Why the cube root? To get the points uniformly distributed, the value of \rho
corresponding to 1/2 should yield a sphere whose volume is half the volume of the unit sphere. Indeed,

    \begin{equation*}\frac{4}{3}\pi \rho ^{3}=\frac{4}{3}\pi \left( \sqrt[3]{1/2}\right) ^{3}=\frac{4}{3}\pi \left( \frac{1}{2}\right)\end{equation*}


is half the volume of the unit sphere.

To find an integral that represents the average distance between to points in the unit sphere, assume that one of the points is on the positive z-axis, so the point \left( 0,0,\sqrt[3]{v}\right) where v is randomly distributed in the unit interval. Pick r, s, and t in the unit interval, then set \theta =2\pi r, \phi =\arccos \left( 2s-1\right), \rho =\sqrt[3]{t}. The second point is given by

    \begin{eqnarray*}x &=&\rho \sin \phi \cos \theta =\sqrt[3]{t}2\sqrt{s-s^{2}}\cos 2\pi r \\y &=&\rho \sin \phi \sin \theta =\sqrt[3]{t}2\sqrt{s-s^{2}}\sin 2\pi r \\z &=&\rho \cos \phi =\sqrt[3]{t}\left( 2s-1\right)\end{eqnarray*}

Then the square of the distance between the two points is

    \[\left( 2\sqrt[3]{t}\sqrt{s-s^{2}}\cos \left( 2\pi r\right) \right)^{2}+\left( 2\sqrt[3]{t}\sqrt{s-s^{2}}\sin \left( 2\pi r\right) \right)^{2}+\left( \sqrt[3]{t}\left( 2s-1\right) -\sqrt[3]{v}\right) ^{2}\]
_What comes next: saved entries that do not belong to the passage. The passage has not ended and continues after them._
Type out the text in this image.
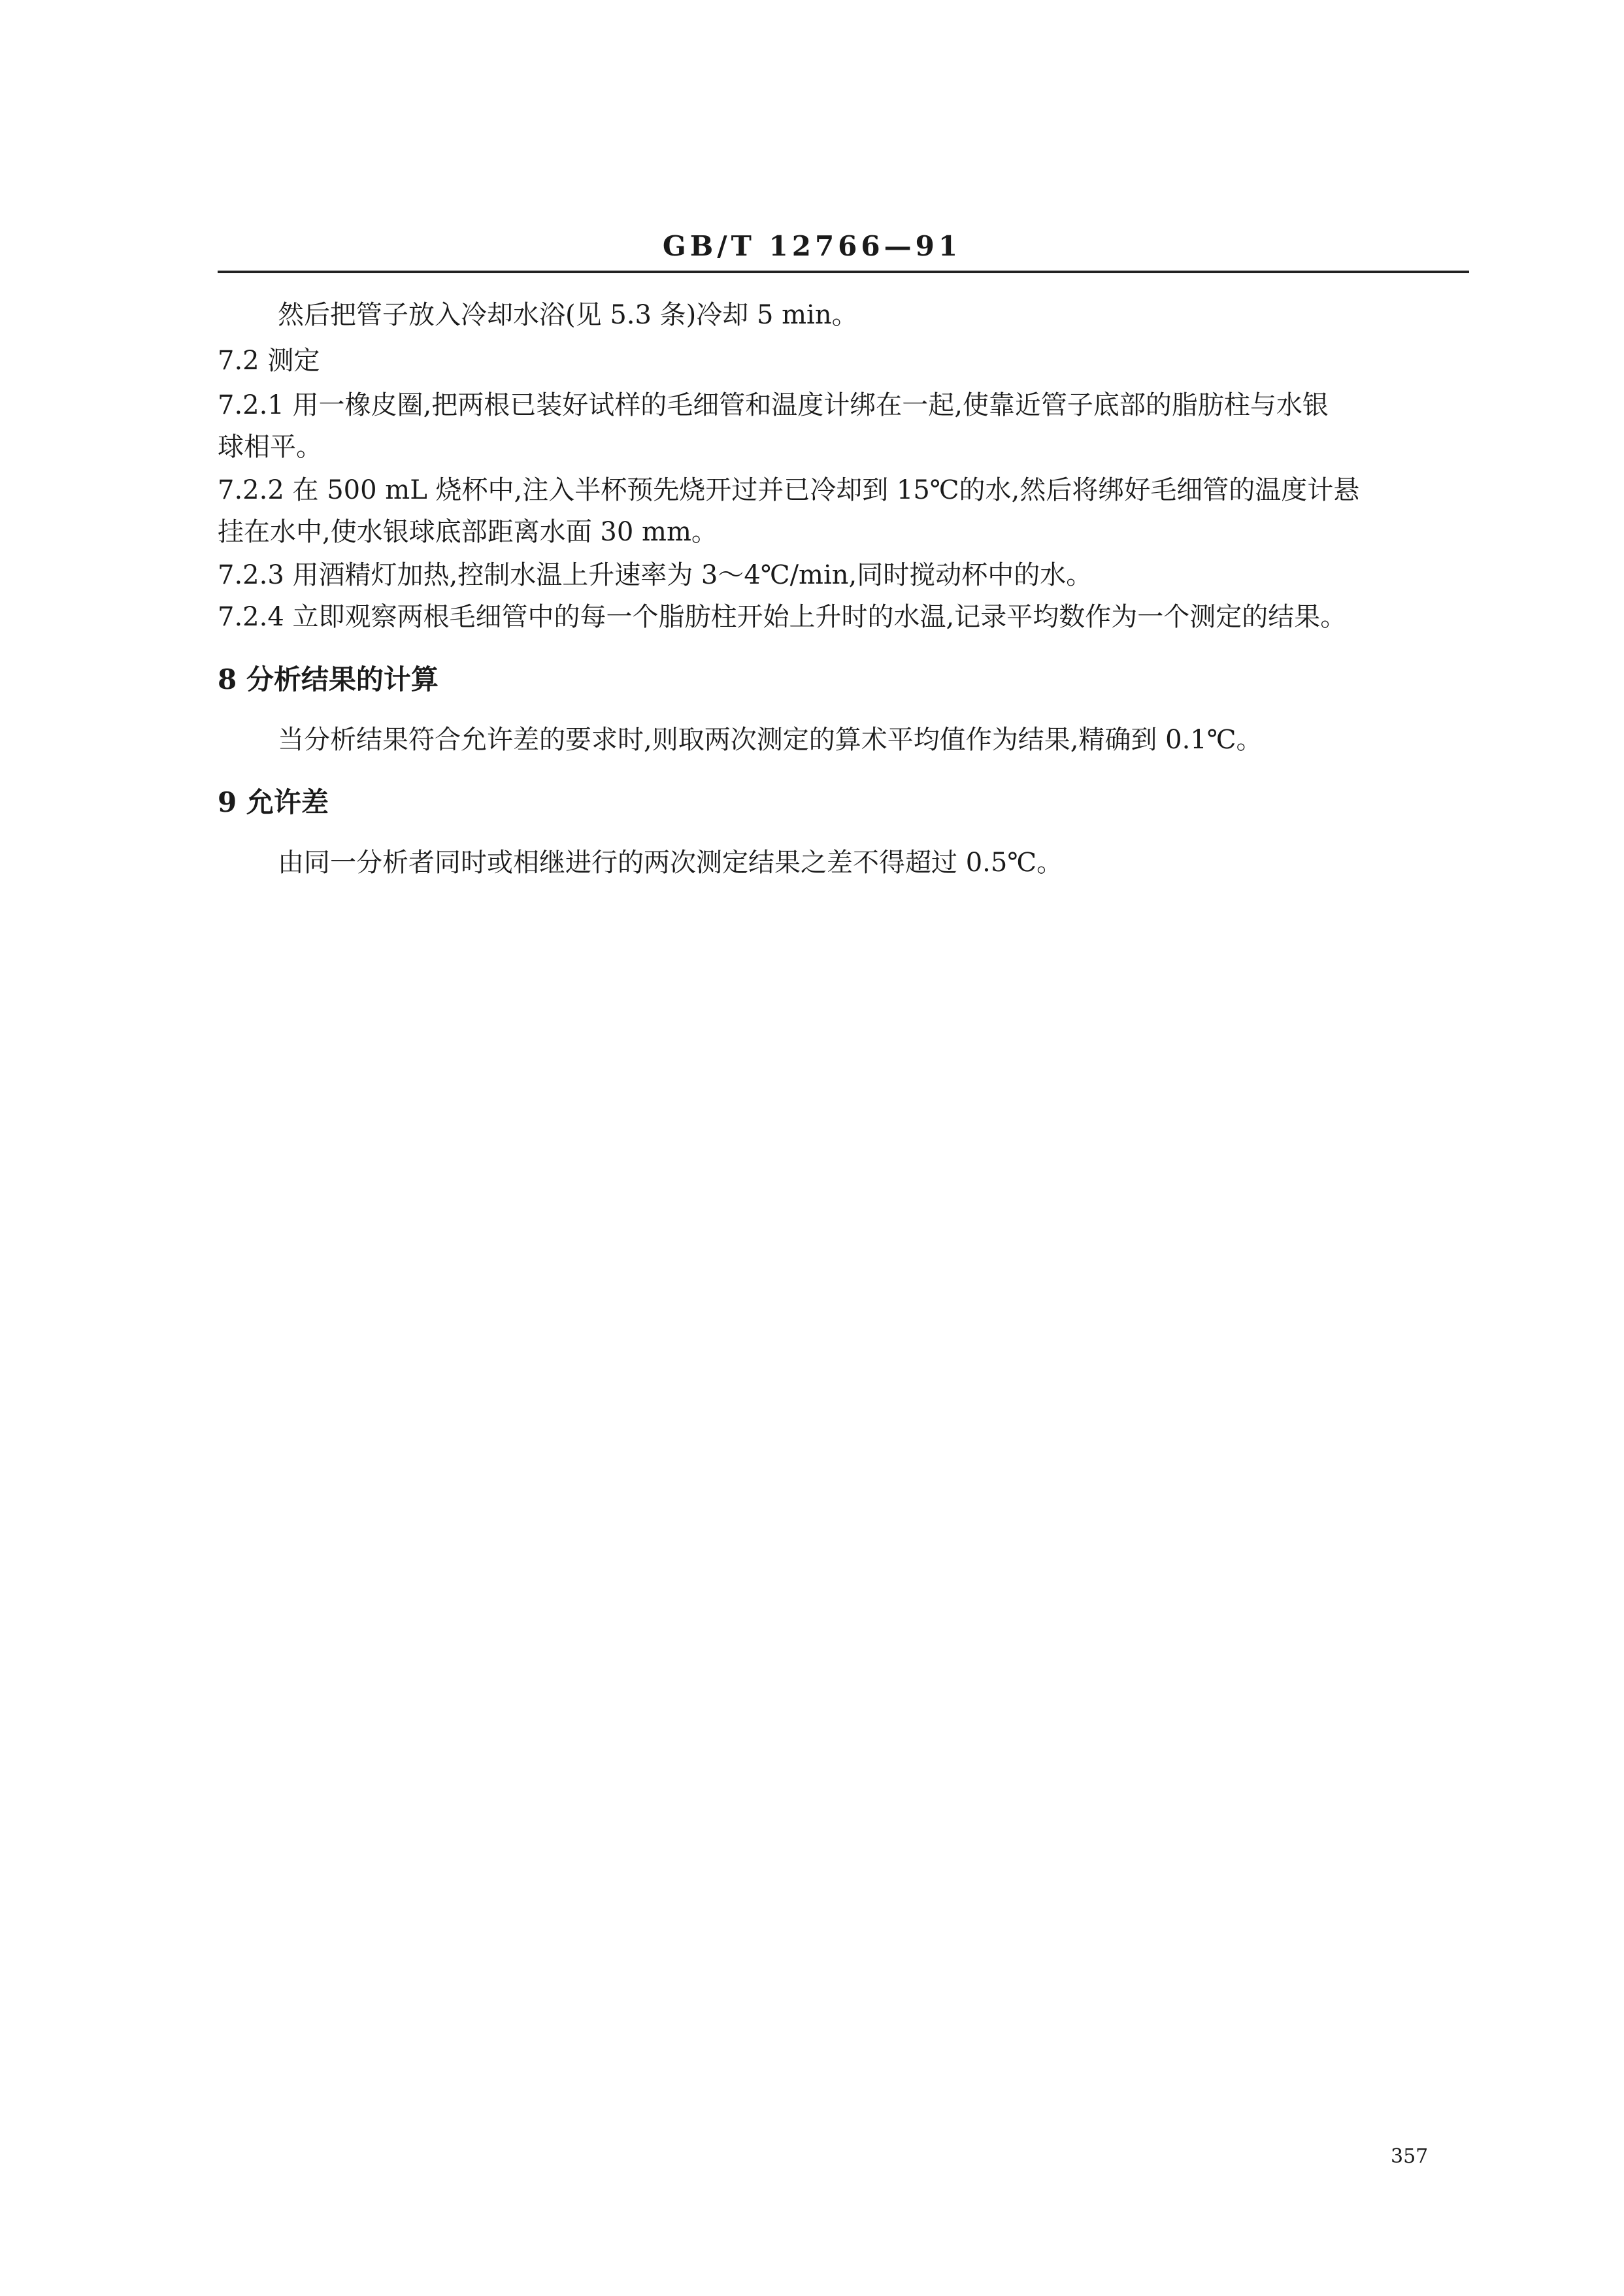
GB/T 12766—91
然后把管子放入冷却水浴(见 5.3 条)冷却 5 min。
7.2 测定
7.2.1 用一橡皮圈,把两根已装好试样的毛细管和温度计绑在一起,使靠近管子底部的脂肪柱与水银
球相平。
7.2.2 在 500 mL 烧杯中,注入半杯预先烧开过并已冷却到 15℃的水,然后将绑好毛细管的温度计悬
挂在水中,使水银球底部距离水面 30 mm。
7.2.3 用酒精灯加热,控制水温上升速率为 3～4℃/min,同时搅动杯中的水。
7.2.4 立即观察两根毛细管中的每一个脂肪柱开始上升时的水温,记录平均数作为一个测定的结果。
8 分析结果的计算
当分析结果符合允许差的要求时,则取两次测定的算术平均值作为结果,精确到 0.1℃。
9 允许差
由同一分析者同时或相继进行的两次测定结果之差不得超过 0.5℃。
357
    \[=4st^{2/3}\left(1-s\right)+\left( \sqrt[3]{t}\left( 2s-1\right) -\sqrt[3]{v}\right) ^{2}\]


and the average distance is given by

    \begin{eqnarray*}&&\int_{0}^{1}\int_{0}^{1}\int_{0}^{1}\sqrt{4\sqrt[3]{t}^{2}\left(s-s^{2}\right) +\left( \sqrt[3]{t}\left( 2s-1\right) -\sqrt[3]{v}\right) ^{2}}\,ds\,dt\,dv \\&=&\frac{36}{35}\approx 1.\,028\,571\,429\end{eqnarray*}